Nulle peine d’insister, je pense. Quant à l’autre chose, elle s’adresse à la totalité de la gauche, NPA et Verts compris, bien entendu. À ces soi-disant adversaires décidés de la politique menée par la droite au pouvoir. Je les plains. Je nous plains du fond de l’âme. Car de deux choses l’une. Deux, et pas trois. Ou la pulvérisation de la taxe carbone est un signe épouvantable, et en ce cas, il faut se lever en masse. Tout de suite. Pas demain. Pas après-demain, après les magouilles d’après-élection entre Aubry, Royal, Frêche et consorts. Pas après-demain, quand les Placé, Duflot, Jadot, Cohn-Bendit et tous autres auront enfin réparti les seconds rôles. Pas après-demain, quand Mélenchon saura s’il a réussi à imposer sa candidature aux présidentielles aux débris de l’ancienne armada stalinienne. Pas après-après-demain, quand Besancenot aura réussi à obtenir 1500 euros de SMIC pour tous. Non. Aujourd’hui.

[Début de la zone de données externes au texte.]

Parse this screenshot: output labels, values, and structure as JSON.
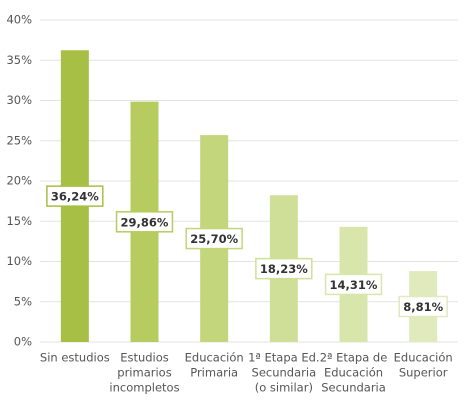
{
  "chart_data": {
    "type": "bar",
    "categories": [
      [
        "Sin estudios"
      ],
      [
        "Estudios",
        "primarios",
        "incompletos"
      ],
      [
        "Educación",
        "Primaria"
      ],
      [
        "1ª Etapa Ed.",
        "Secundaria",
        "(o similar)"
      ],
      [
        "2ª Etapa de",
        "Educación",
        "Secundaria"
      ],
      [
        "Educación",
        "Superior"
      ]
    ],
    "values": [
      36.24,
      29.86,
      25.7,
      18.23,
      14.31,
      8.81
    ],
    "value_labels": [
      "36,24%",
      "29,86%",
      "25,70%",
      "18,23%",
      "14,31%",
      "8,81%"
    ],
    "colors": [
      "#a8bf45",
      "#b6cc5f",
      "#c3d67c",
      "#cfdf97",
      "#d8e5ab",
      "#e0eabd"
    ],
    "ylim": [
      0,
      40
    ],
    "yticks": [
      {
        "value": 0,
        "label": "0%"
      },
      {
        "value": 5,
        "label": "5%"
      },
      {
        "value": 10,
        "label": "10%"
      },
      {
        "value": 15,
        "label": "15%"
      },
      {
        "value": 20,
        "label": "20%"
      },
      {
        "value": 25,
        "label": "25%"
      },
      {
        "value": 30,
        "label": "30%"
      },
      {
        "value": 35,
        "label": "35%"
      },
      {
        "value": 40,
        "label": "40%"
      }
    ],
    "grid": true
  }
}
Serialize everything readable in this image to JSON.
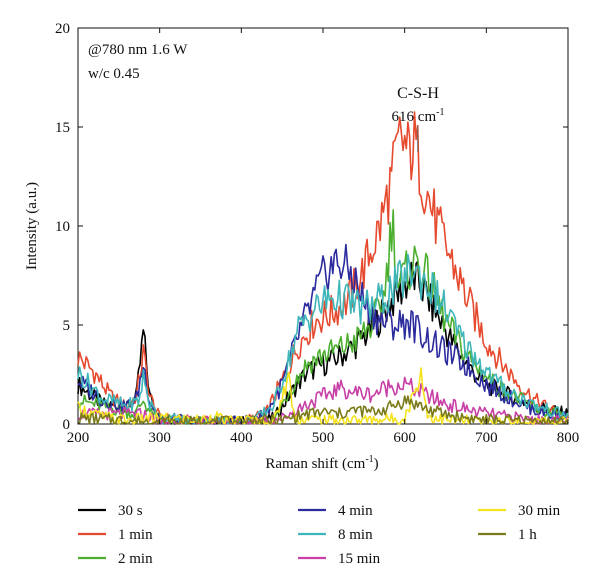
{
  "chart_data": {
    "type": "line",
    "xlabel": "Raman shift (cm",
    "xlabel_sup": "-1",
    "xlabel_end": ")",
    "ylabel": "Intensity (a.u.)",
    "xlim": [
      200,
      800
    ],
    "ylim": [
      0,
      20
    ],
    "xticks": [
      "200",
      "300",
      "400",
      "500",
      "600",
      "700",
      "800"
    ],
    "yticks": [
      "0",
      "5",
      "10",
      "15",
      "20"
    ],
    "annotations": {
      "condition_line1": "@780 nm 1.6 W",
      "condition_line2": "w/c 0.45",
      "peak_label": "C-S-H",
      "peak_position": "616 cm",
      "peak_position_sup": "-1",
      "peak_x": 616
    },
    "legend_position": "bottom",
    "series": [
      {
        "name": "30 s",
        "color": "#000000",
        "points": [
          [
            200,
            2.0
          ],
          [
            230,
            1.0
          ],
          [
            260,
            0.8
          ],
          [
            272,
            1.5
          ],
          [
            280,
            4.6
          ],
          [
            288,
            1.4
          ],
          [
            300,
            0.2
          ],
          [
            350,
            0.1
          ],
          [
            400,
            0.1
          ],
          [
            440,
            0.3
          ],
          [
            460,
            1.5
          ],
          [
            480,
            2.6
          ],
          [
            500,
            3.0
          ],
          [
            520,
            3.4
          ],
          [
            540,
            4.0
          ],
          [
            560,
            4.8
          ],
          [
            580,
            6.0
          ],
          [
            600,
            7.0
          ],
          [
            610,
            7.4
          ],
          [
            620,
            7.0
          ],
          [
            640,
            5.5
          ],
          [
            660,
            4.0
          ],
          [
            680,
            2.8
          ],
          [
            700,
            2.0
          ],
          [
            720,
            1.6
          ],
          [
            740,
            1.2
          ],
          [
            760,
            0.9
          ],
          [
            780,
            0.7
          ],
          [
            800,
            0.5
          ]
        ]
      },
      {
        "name": "1 min",
        "color": "#e64a2e",
        "points": [
          [
            200,
            3.4
          ],
          [
            220,
            2.6
          ],
          [
            240,
            1.4
          ],
          [
            260,
            0.8
          ],
          [
            272,
            1.5
          ],
          [
            280,
            3.6
          ],
          [
            288,
            1.4
          ],
          [
            300,
            0.3
          ],
          [
            350,
            0.1
          ],
          [
            400,
            0.1
          ],
          [
            430,
            0.5
          ],
          [
            450,
            2.2
          ],
          [
            470,
            4.0
          ],
          [
            490,
            5.2
          ],
          [
            510,
            5.6
          ],
          [
            530,
            6.2
          ],
          [
            550,
            7.8
          ],
          [
            570,
            10.0
          ],
          [
            585,
            12.5
          ],
          [
            595,
            14.5
          ],
          [
            605,
            13.6
          ],
          [
            612,
            14.2
          ],
          [
            625,
            12.0
          ],
          [
            640,
            10.0
          ],
          [
            660,
            8.0
          ],
          [
            680,
            6.0
          ],
          [
            700,
            4.2
          ],
          [
            720,
            3.0
          ],
          [
            740,
            2.0
          ],
          [
            760,
            1.2
          ],
          [
            780,
            0.7
          ],
          [
            800,
            0.4
          ]
        ]
      },
      {
        "name": "2 min",
        "color": "#4caf30",
        "points": [
          [
            200,
            1.2
          ],
          [
            240,
            0.8
          ],
          [
            270,
            0.5
          ],
          [
            280,
            1.2
          ],
          [
            290,
            0.5
          ],
          [
            320,
            0.1
          ],
          [
            400,
            0.1
          ],
          [
            440,
            0.2
          ],
          [
            460,
            1.8
          ],
          [
            480,
            3.0
          ],
          [
            500,
            3.5
          ],
          [
            520,
            3.8
          ],
          [
            540,
            4.2
          ],
          [
            560,
            5.0
          ],
          [
            575,
            6.5
          ],
          [
            585,
            10.4
          ],
          [
            592,
            7.0
          ],
          [
            605,
            7.8
          ],
          [
            615,
            8.3
          ],
          [
            630,
            7.2
          ],
          [
            650,
            5.2
          ],
          [
            670,
            3.8
          ],
          [
            690,
            2.8
          ],
          [
            710,
            2.0
          ],
          [
            730,
            1.5
          ],
          [
            760,
            0.8
          ],
          [
            800,
            0.3
          ]
        ]
      },
      {
        "name": "4 min",
        "color": "#2b2b9e",
        "points": [
          [
            200,
            2.2
          ],
          [
            230,
            1.2
          ],
          [
            260,
            0.9
          ],
          [
            272,
            1.3
          ],
          [
            280,
            3.0
          ],
          [
            288,
            1.2
          ],
          [
            300,
            0.3
          ],
          [
            350,
            0.1
          ],
          [
            400,
            0.1
          ],
          [
            430,
            0.5
          ],
          [
            450,
            2.0
          ],
          [
            470,
            4.5
          ],
          [
            490,
            6.5
          ],
          [
            505,
            7.8
          ],
          [
            520,
            8.2
          ],
          [
            535,
            7.6
          ],
          [
            550,
            6.2
          ],
          [
            570,
            5.2
          ],
          [
            590,
            5.0
          ],
          [
            605,
            5.2
          ],
          [
            620,
            4.6
          ],
          [
            640,
            3.9
          ],
          [
            660,
            3.4
          ],
          [
            680,
            2.8
          ],
          [
            700,
            2.0
          ],
          [
            720,
            1.5
          ],
          [
            740,
            1.1
          ],
          [
            760,
            0.7
          ],
          [
            800,
            0.3
          ]
        ]
      },
      {
        "name": "8 min",
        "color": "#3eb5b8",
        "points": [
          [
            200,
            2.6
          ],
          [
            230,
            1.3
          ],
          [
            260,
            0.9
          ],
          [
            275,
            1.2
          ],
          [
            280,
            2.4
          ],
          [
            288,
            1.0
          ],
          [
            300,
            0.3
          ],
          [
            350,
            0.1
          ],
          [
            400,
            0.1
          ],
          [
            420,
            0.3
          ],
          [
            440,
            1.0
          ],
          [
            455,
            2.8
          ],
          [
            470,
            4.8
          ],
          [
            490,
            5.8
          ],
          [
            510,
            6.4
          ],
          [
            530,
            6.2
          ],
          [
            550,
            5.8
          ],
          [
            570,
            6.2
          ],
          [
            590,
            7.0
          ],
          [
            610,
            7.8
          ],
          [
            630,
            7.0
          ],
          [
            650,
            5.8
          ],
          [
            670,
            4.2
          ],
          [
            690,
            3.2
          ],
          [
            710,
            2.2
          ],
          [
            730,
            1.6
          ],
          [
            760,
            0.9
          ],
          [
            800,
            0.4
          ]
        ]
      },
      {
        "name": "15 min",
        "color": "#c83fa6",
        "points": [
          [
            200,
            0.5
          ],
          [
            280,
            0.5
          ],
          [
            300,
            0.1
          ],
          [
            400,
            0.1
          ],
          [
            450,
            0.3
          ],
          [
            480,
            1.0
          ],
          [
            500,
            1.4
          ],
          [
            520,
            1.8
          ],
          [
            540,
            1.6
          ],
          [
            560,
            1.5
          ],
          [
            580,
            1.9
          ],
          [
            600,
            2.0
          ],
          [
            620,
            1.6
          ],
          [
            640,
            1.2
          ],
          [
            660,
            0.9
          ],
          [
            690,
            0.6
          ],
          [
            720,
            0.4
          ],
          [
            760,
            0.2
          ],
          [
            800,
            0.1
          ]
        ]
      },
      {
        "name": "30 min",
        "color": "#f5e21f",
        "points": [
          [
            200,
            0.8
          ],
          [
            220,
            0.5
          ],
          [
            240,
            0.3
          ],
          [
            260,
            0.2
          ],
          [
            300,
            0.3
          ],
          [
            350,
            0.2
          ],
          [
            370,
            0.4
          ],
          [
            380,
            0.1
          ],
          [
            400,
            0.2
          ],
          [
            440,
            0.1
          ],
          [
            458,
            2.4
          ],
          [
            465,
            0.3
          ],
          [
            500,
            0.2
          ],
          [
            560,
            0.2
          ],
          [
            600,
            0.3
          ],
          [
            612,
            1.6
          ],
          [
            620,
            2.6
          ],
          [
            628,
            0.4
          ],
          [
            650,
            0.2
          ],
          [
            700,
            0.1
          ],
          [
            800,
            0.1
          ]
        ]
      },
      {
        "name": "1 h",
        "color": "#7a7a1a",
        "points": [
          [
            200,
            0.3
          ],
          [
            300,
            0.1
          ],
          [
            400,
            0.1
          ],
          [
            450,
            0.2
          ],
          [
            480,
            0.5
          ],
          [
            500,
            0.6
          ],
          [
            520,
            0.5
          ],
          [
            540,
            0.7
          ],
          [
            560,
            0.6
          ],
          [
            580,
            0.8
          ],
          [
            600,
            1.2
          ],
          [
            615,
            1.0
          ],
          [
            630,
            0.7
          ],
          [
            660,
            0.4
          ],
          [
            700,
            0.2
          ],
          [
            800,
            0.1
          ]
        ]
      }
    ]
  }
}
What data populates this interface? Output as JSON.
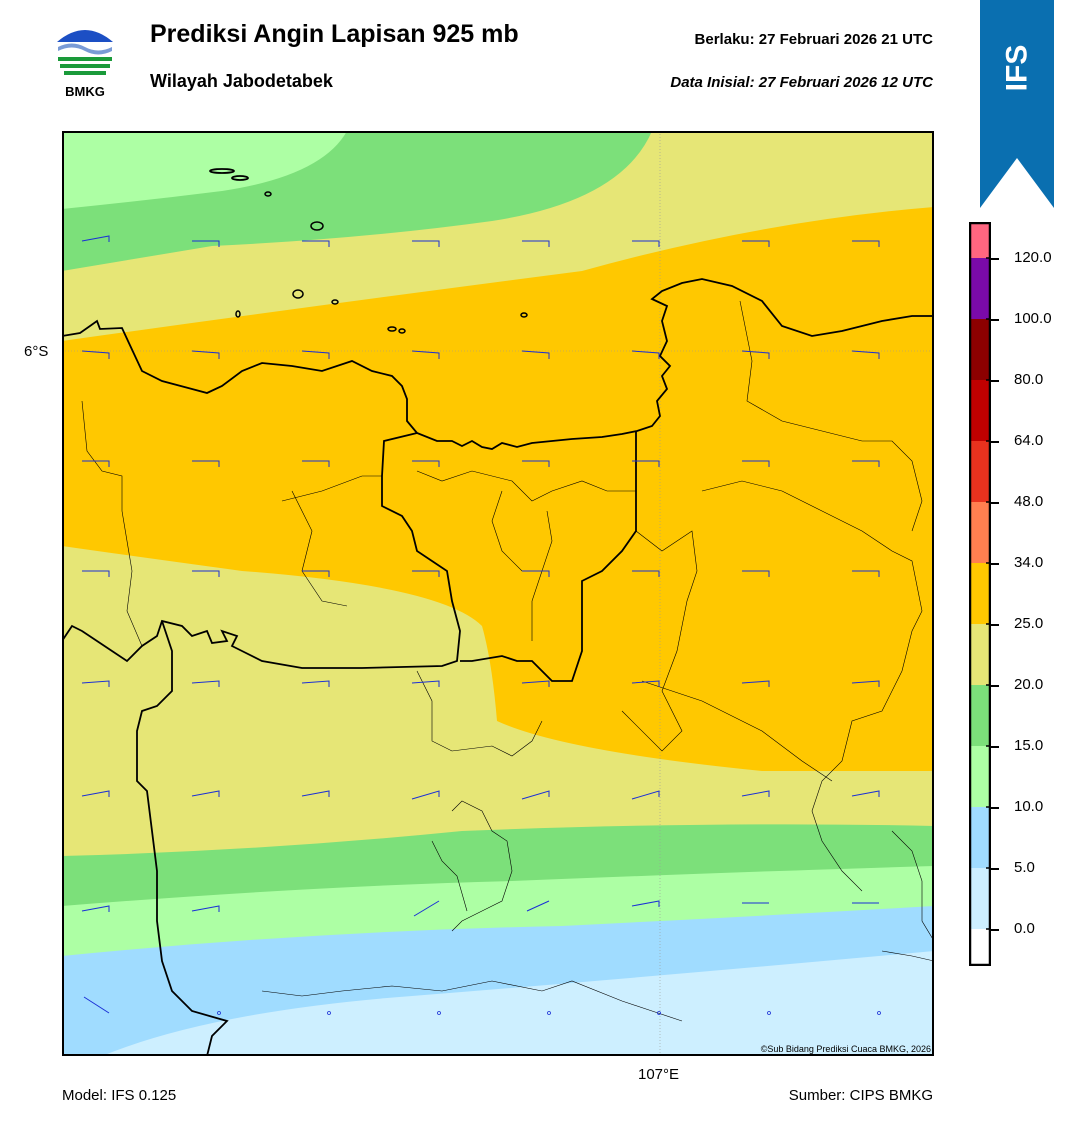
{
  "header": {
    "title": "Prediksi Angin Lapisan 925 mb",
    "subtitle": "Wilayah Jabodetabek",
    "valid": "Berlaku:  27 Februari 2026 21 UTC",
    "init": "Data Inisial:  27 Februari 2026 12 UTC",
    "logo_text": "BMKG",
    "badge": "IFS"
  },
  "map": {
    "lat_label": "6°S",
    "lon_label": "107°E",
    "credit": "©Sub Bidang Prediksi Cuaca BMKG, 2026"
  },
  "footer": {
    "model": "Model: IFS 0.125",
    "source": "Sumber: CIPS BMKG"
  },
  "legend": {
    "ticks": [
      "120.0",
      "100.0",
      "80.0",
      "64.0",
      "48.0",
      "34.0",
      "25.0",
      "20.0",
      "15.0",
      "10.0",
      "5.0",
      "0.0"
    ],
    "colors": [
      "#ff6680",
      "#7a0aa8",
      "#8c0000",
      "#c00000",
      "#e8321e",
      "#ff7f50",
      "#ffc800",
      "#e6e676",
      "#7ce07a",
      "#adffa4",
      "#a0dcff",
      "#cdefff",
      "#ffffff"
    ]
  },
  "colors": {
    "banner": "#0a6fb0",
    "barb": "#1a2fd6",
    "coast": "#000000"
  }
}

Ou bien tous ces pseudos, tous ces joueurs de mirlitons et amateurs de fredaines n’ont rien à foutre de la crise écologique. C’est d’autant plus probable qu’ils ne savent d’ailleurs pas ce que c’est. Ce qui se passe sous nos yeux fatigués, somnolents, indifférents le plus souvent est la preuve expérimentale que la crise écologique ne fait pas partie du programme. De leur programme. Or elle est désormais tout le cadre. Celui dans lequel les autres fragments du réel s’inscrivent. Pour une fois, et à ma grande surprise, je dois confesser mon accord avec quelques paroles prononcées ce 24 mars 2010 par Michel Rocard, que j’ai secoué comme un vieux prunier une bonne dizaine de fois. Il a déclaré, et je cite de mémoire, que dans dix ans, ceux qui n’agissent pas pour limiter les effets du dérèglement climatique seront tenus pour des criminels contre l’humanité.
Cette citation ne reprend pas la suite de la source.